Livet forstås baglæns, men må leves forlæns.
ーSøren Aabye Kierkegaard

一見、非常に静けさを感じさせながら、目の前でガツンと釘打ちされて視界を遮られてしまうような、力強く動的な一文。

まず冒頭のlivet。
Livet er godt.(Life is good.)という表現にもあるように、単なる慣用なのかわからないが、end articleになっているところが凄い。

つまり、時間、人生、人生のなかで生きる人間ーーすべてにおいて、有限であるもの。いわゆる「この世」において、枠に収められ限定されているもの。

それら一切はforståされるのだけれど、単なる理解というより、
「体験、学び、過ち、後悔、諦念、自己嫌悪」
などといった、人生における不可避の了解事項として受容すること。

そしてそのlivetは、må/måtteという法助動詞に表現されるように、有無を言わせず「生きられ」なければならない。

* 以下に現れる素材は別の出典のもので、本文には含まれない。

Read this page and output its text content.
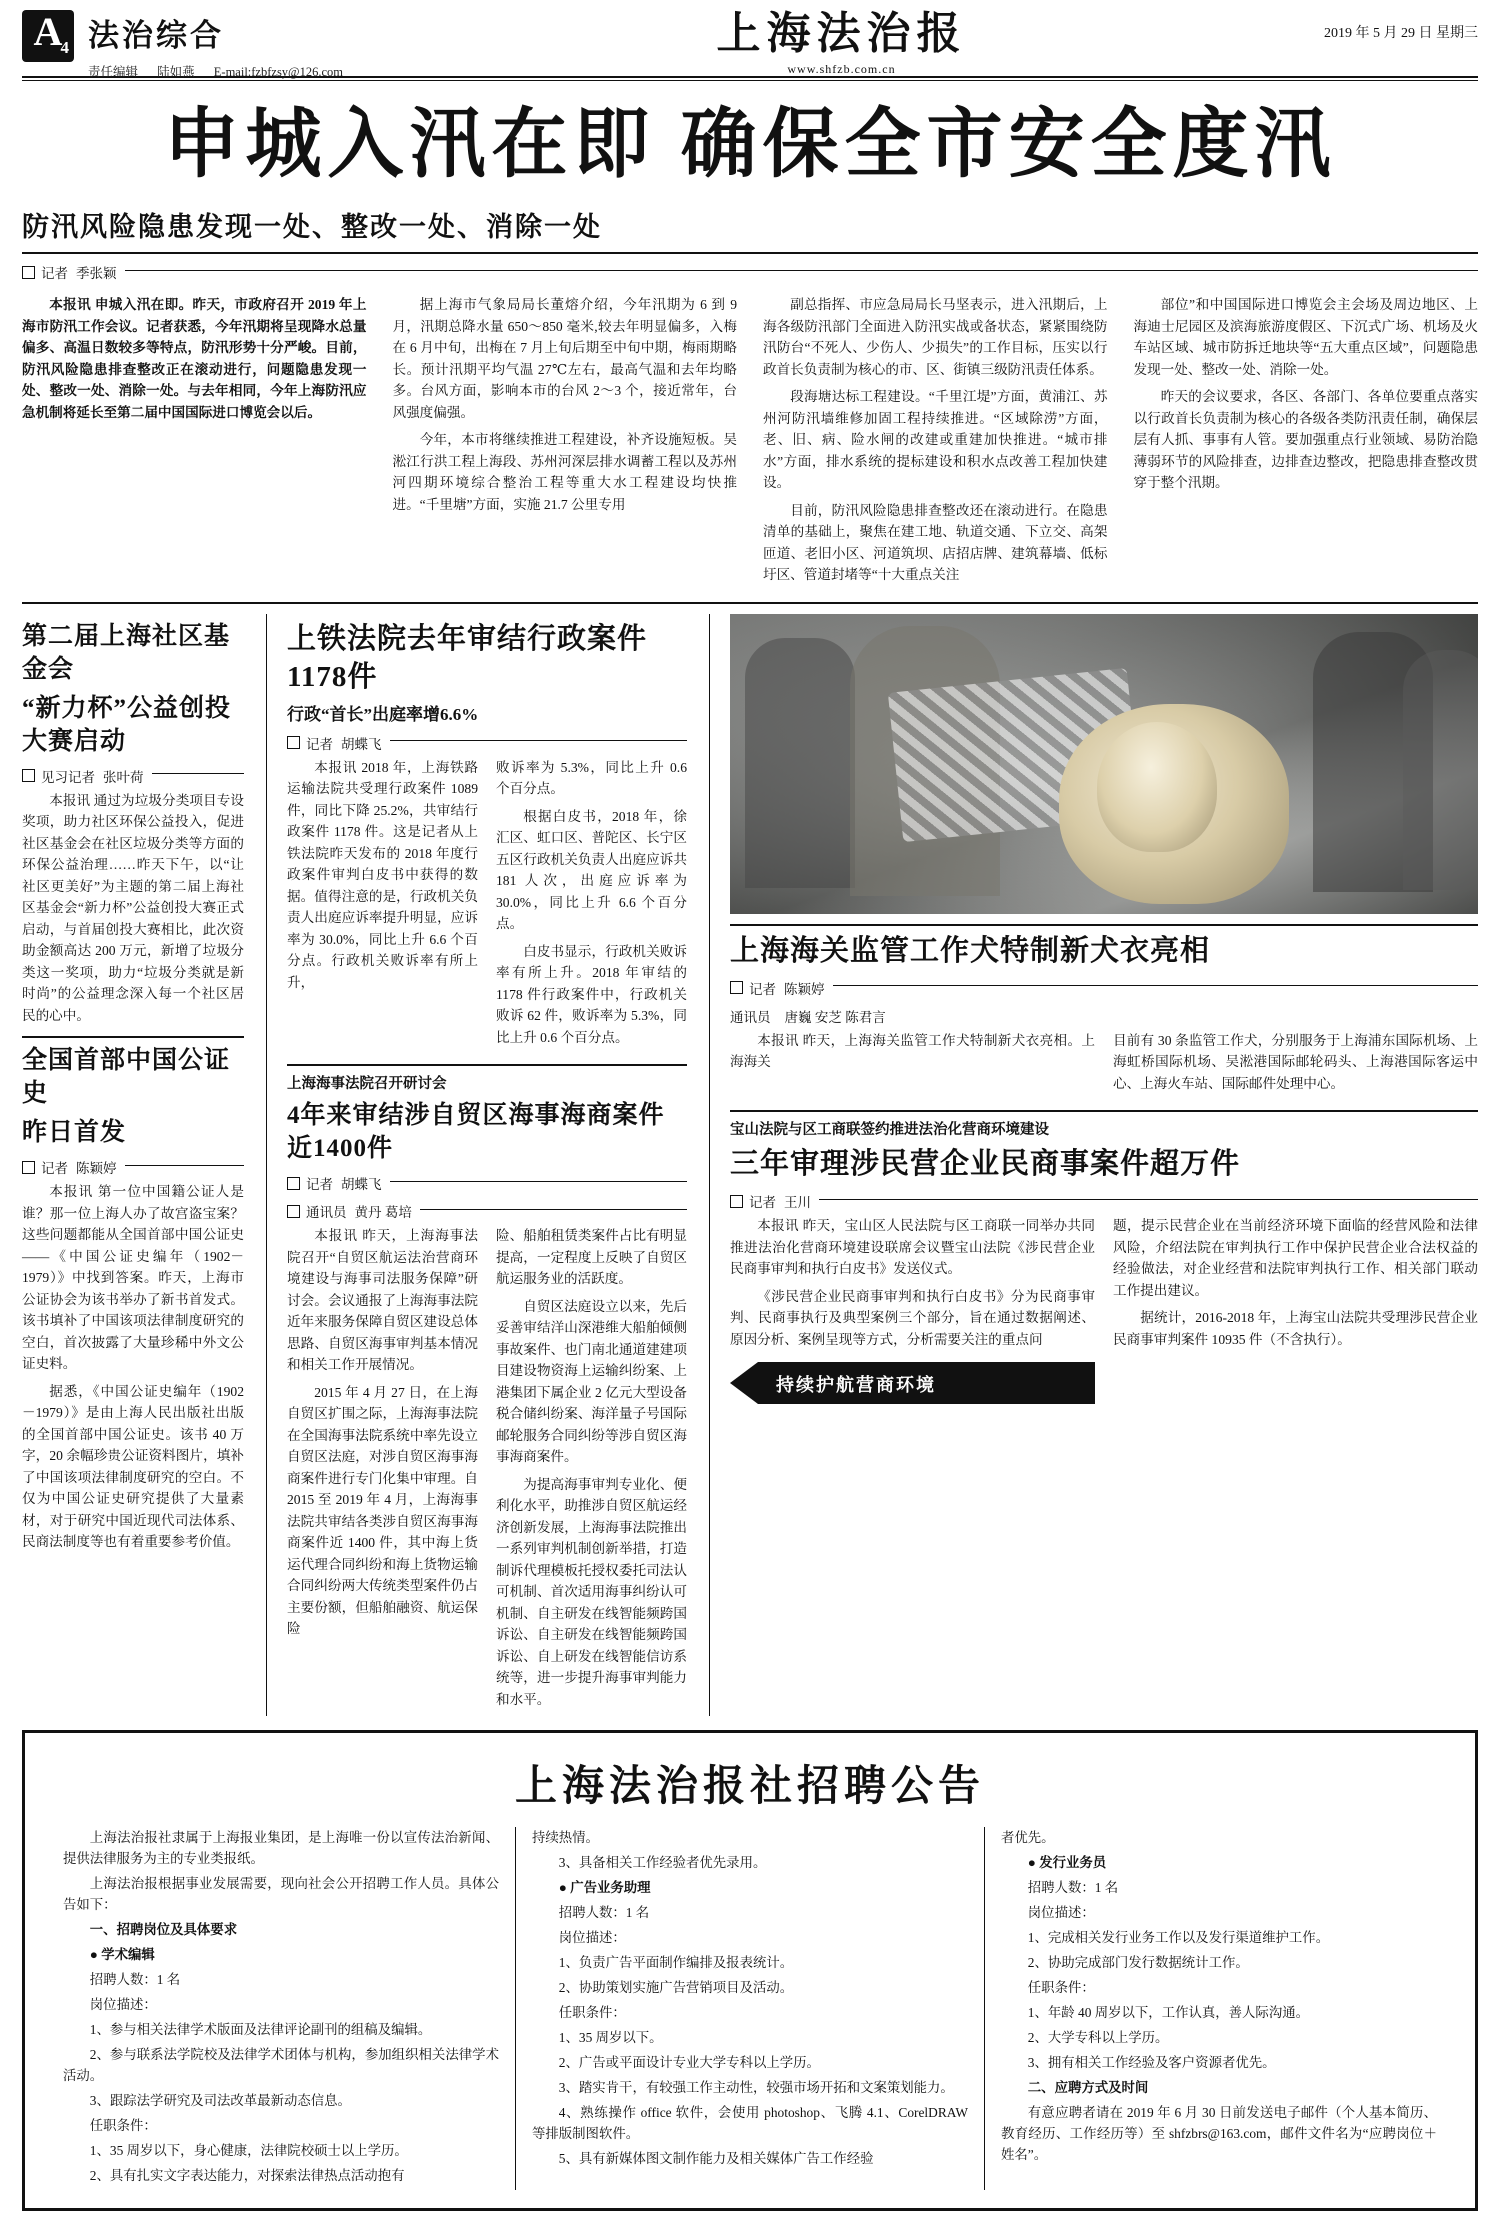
A
4 法治综合
责任编辑 陆如燕 E-mail:fzbfzsy@126.com
上海法治报
www.shfzb.com.cn
2019 年 5 月 29 日 星期三
申城入汛在即 确保全市安全度汛
防汛风险隐患发现一处、整改一处、消除一处
记者 季张颖

本报讯 申城入汛在即。昨天，市政府召开 2019 年上海市防汛工作会议。记者获悉，今年汛期将呈现降水总量偏多、高温日数较多等特点，防汛形势十分严峻。目前，防汛风险隐患排查整改正在滚动进行，问题隐患发现一处、整改一处、消除一处。与去年相同，今年上海防汛应急机制将延长至第二届中国国际进口博览会以后。

据上海市气象局局长董熔介绍，今年汛期为 6 到 9 月，汛期总降水量 650～850 毫米,较去年明显偏多，入梅在 6 月中旬，出梅在 7 月上旬后期至中旬中期，梅雨期略长。预计汛期平均气温 27℃左右，最高气温和去年均略多。台风方面，影响本市的台风 2～3 个，接近常年，台风强度偏强。

今年，本市将继续推进工程建设，补齐设施短板。吴淞江行洪工程上海段、苏州河深层排水调蓄工程以及苏州河四期环境综合整治工程等重大水工程建设均快推进。“千里塘”方面，实施 21.7 公里专用

副总指挥、市应急局局长马坚表示，进入汛期后，上海各级防汛部门全面进入防汛实战或备状态，紧紧围绕防汛防台“不死人、少伤人、少损失”的工作目标，压实以行政首长负责制为核心的市、区、街镇三级防汛责任体系。

段海塘达标工程建设。“千里江堤”方面，黄浦江、苏州河防汛墙维修加固工程持续推进。“区域除涝”方面，老、旧、病、险水闸的改建或重建加快推进。“城市排水”方面，排水系统的提标建设和积水点改善工程加快建设。

目前，防汛风险隐患排查整改还在滚动进行。在隐患清单的基础上，聚焦在建工地、轨道交通、下立交、高架匝道、老旧小区、河道筑坝、店招店牌、建筑幕墙、低标圩区、管道封堵等“十大重点关注

部位”和中国国际进口博览会主会场及周边地区、上海迪士尼园区及滨海旅游度假区、下沉式广场、机场及火车站区域、城市防拆迁地块等“五大重点区域”，问题隐患发现一处、整改一处、消除一处。

昨天的会议要求，各区、各部门、各单位要重点落实以行政首长负责制为核心的各级各类防汛责任制，确保层层有人抓、事事有人管。要加强重点行业领域、易防治隐薄弱环节的风险排查，边排查边整改，把隐患排查整改贯穿于整个汛期。

第二届上海社区基金会
“新力杯”公益创投大赛启动
见习记者 张叶荷

本报讯 通过为垃圾分类项目专设奖项，助力社区环保公益投入，促进社区基金会在社区垃圾分类等方面的环保公益治理……昨天下午，以“让社区更美好”为主题的第二届上海社区基金会“新力杯”公益创投大赛正式启动，与首届创投大赛相比，此次资助金额高达 200 万元，新增了垃圾分类这一奖项，助力“垃圾分类就是新时尚”的公益理念深入每一个社区居民的心中。

全国首部中国公证史
昨日首发
记者 陈颖婷

本报讯 第一位中国籍公证人是谁？那一位上海人办了故宫盗宝案？这些问题都能从全国首部中国公证史——《中国公证史编年（1902－1979）》中找到答案。昨天，上海市公证协会为该书举办了新书首发式。该书填补了中国该项法律制度研究的空白，首次披露了大量珍稀中外文公证史料。

据悉，《中国公证史编年（1902－1979）》是由上海人民出版社出版的全国首部中国公证史。该书 40 万字，20 余幅珍贵公证资料图片，填补了中国该项法律制度研究的空白。不仅为中国公证史研究提供了大量素材，对于研究中国近现代司法体系、民商法制度等也有着重要参考价值。

上铁法院去年审结行政案件1178件
行政“首长”出庭率增6.6%
记者 胡蝶飞

本报讯 2018 年，上海铁路运输法院共受理行政案件 1089 件，同比下降 25.2%，共审结行政案件 1178 件。这是记者从上铁法院昨天发布的 2018 年度行政案件审判白皮书中获得的数据。值得注意的是，行政机关负责人出庭应诉率提升明显，应诉率为 30.0%，同比上升 6.6 个百分点。行政机关败诉率有所上升，

败诉率为 5.3%，同比上升 0.6 个百分点。

根据白皮书，2018 年，徐汇区、虹口区、普陀区、长宁区五区行政机关负责人出庭应诉共 181 人次，出庭应诉率为 30.0%，同比上升 6.6 个百分点。

白皮书显示，行政机关败诉率有所上升。2018 年审结的 1178 件行政案件中，行政机关败诉 62 件，败诉率为 5.3%，同比上升 0.6 个百分点。

上海海事法院召开研讨会
4年来审结涉自贸区海事海商案件近1400件
记者 胡蝶飞
通讯员 黄丹 葛培

本报讯 昨天，上海海事法院召开“自贸区航运法治营商环境建设与海事司法服务保障”研讨会。会议通报了上海海事法院近年来服务保障自贸区建设总体思路、自贸区海事审判基本情况和相关工作开展情况。

2015 年 4 月 27 日，在上海自贸区扩围之际，上海海事法院在全国海事法院系统中率先设立自贸区法庭，对涉自贸区海事海商案件进行专门化集中审理。自 2015 至 2019 年 4 月，上海海事法院共审结各类涉自贸区海事海商案件近 1400 件，其中海上货运代理合同纠纷和海上货物运输合同纠纷两大传统类型案件仍占主要份额，但船舶融资、航运保险

险、船舶租赁类案件占比有明显提高，一定程度上反映了自贸区航运服务业的活跃度。

自贸区法庭设立以来，先后妥善审结洋山深港维大船舶倾侧事故案件、也门南北通道建建项目建设物资海上运输纠纷案、上港集团下属企业 2 亿元大型设备税合储纠纷案、海洋量子号国际邮轮服务合同纠纷等涉自贸区海事海商案件。

为提高海事审判专业化、便利化水平，助推涉自贸区航运经济创新发展，上海海事法院推出一系列审判机制创新举措，打造制诉代理模板托授权委托司法认可机制、首次适用海事纠纷认可机制、自主研发在线智能频跨国诉讼、自主研发在线智能频跨国诉讼、自上研发在线智能信访系统等，进一步提升海事审判能力和水平。

上海海关监管工作犬特制新犬衣亮相
记者 陈颖婷
通讯员 唐巍 安芝 陈君言

本报讯 昨天，上海海关监管工作犬特制新犬衣亮相。上海海关

目前有 30 条监管工作犬，分别服务于上海浦东国际机场、上海虹桥国际机场、吴淞港国际邮轮码头、上海港国际客运中心、上海火车站、国际邮件处理中心。

宝山法院与区工商联签约推进法治化营商环境建设
三年审理涉民营企业民商事案件超万件
记者 王川

本报讯 昨天，宝山区人民法院与区工商联一同举办共同推进法治化营商环境建设联席会议暨宝山法院《涉民营企业民商事审判和执行白皮书》发送仪式。

《涉民营企业民商事审判和执行白皮书》分为民商事审判、民商事执行及典型案例三个部分，旨在通过数据阐述、原因分析、案例呈现等方式，分析需要关注的重点问

持续护航营商环境

题，提示民营企业在当前经济环境下面临的经营风险和法律风险，介绍法院在审判执行工作中保护民营企业合法权益的经验做法，对企业经营和法院审判执行工作、相关部门联动工作提出建议。

据统计，2016-2018 年，上海宝山法院共受理涉民营企业民商事审判案件 10935 件（不含执行）。

上海法治报社招聘公告

上海法治报社隶属于上海报业集团，是上海唯一份以宣传法治新闻、提供法律服务为主的专业类报纸。

上海法治报根据事业发展需要，现向社会公开招聘工作人员。具体公告如下：

一、招聘岗位及具体要求

● 学术编辑

招聘人数：1 名

岗位描述：

1、参与相关法律学术版面及法律评论副刊的组稿及编辑。

2、参与联系法学院校及法律学术团体与机构，参加组织相关法律学术活动。

3、跟踪法学研究及司法改革最新动态信息。

任职条件：

1、35 周岁以下，身心健康，法律院校硕士以上学历。

2、具有扎实文字表达能力，对探索法律热点活动抱有

持续热情。

3、具备相关工作经验者优先录用。

● 广告业务助理

招聘人数：1 名

岗位描述：

1、负责广告平面制作编排及报表统计。

2、协助策划实施广告营销项目及活动。

任职条件：

1、35 周岁以下。

2、广告或平面设计专业大学专科以上学历。

3、踏实肯干，有较强工作主动性，较强市场开拓和文案策划能力。

4、熟练操作 office 软件，会使用 photoshop、飞腾 4.1、CorelDRAW 等排版制图软件。

5、具有新媒体图文制作能力及相关媒体广告工作经验

者优先。

● 发行业务员

招聘人数：1 名

岗位描述：

1、完成相关发行业务工作以及发行渠道维护工作。

2、协助完成部门发行数据统计工作。

任职条件：

1、年龄 40 周岁以下，工作认真，善人际沟通。

2、大学专科以上学历。

3、拥有相关工作经验及客户资源者优先。

二、应聘方式及时间

有意应聘者请在 2019 年 6 月 30 日前发送电子邮件（个人基本简历、教育经历、工作经历等）至 shfzbrs@163.com，邮件文件名为“应聘岗位＋姓名”。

Skalや(er)nødt til at~以上の切迫感、選択の余地のなさ、緊張感がmåに表されているような気がする。

Livetがleveされなければならないというのは、livetそれ自体のなかに生命を注ぎ与えよということだと思う。個々の具体的な行動・体験を積み重ねることで、(有限であることは了承済みで)livetを生かしてゆくこと。それが人間の【生きる】ということであり、個々の人間の実存であるということ。

そして文末のforlæns。私はこの勢いのある、方向を指示する副詞が好きだ。この跳躍力、「それでも人は続いてゆくのだ」という力強さが、leaps of faith(信仰の飛躍)をにおわせる。

人間は人生において日々決断する必要がある。それは自己との関係において【態度を決める】ことである。

けれど人間は人間である以上、何を決断したところで結局は後悔する。そもそも、理性や合理性、屁理屈でもって決断しようとしてもしきれないことだってある。

そのときは、信仰つまり自分にとっての情熱に従い、飛び越えるよりほかない。信仰(情熱、愛、熱意)と合理性は両立し得ないから。
(※そしてこの両立のし得なさ・せめぎ合いというのが、enten/ellerということなのか…?)

これらは私なりの独断的な解釈に過ぎないけれど、こんな短い一文にこれだけ自由な解釈の余地があるというのは、やはり感激である。キェルケゴールとの出会いは、私にとってはまさに奇跡なのである。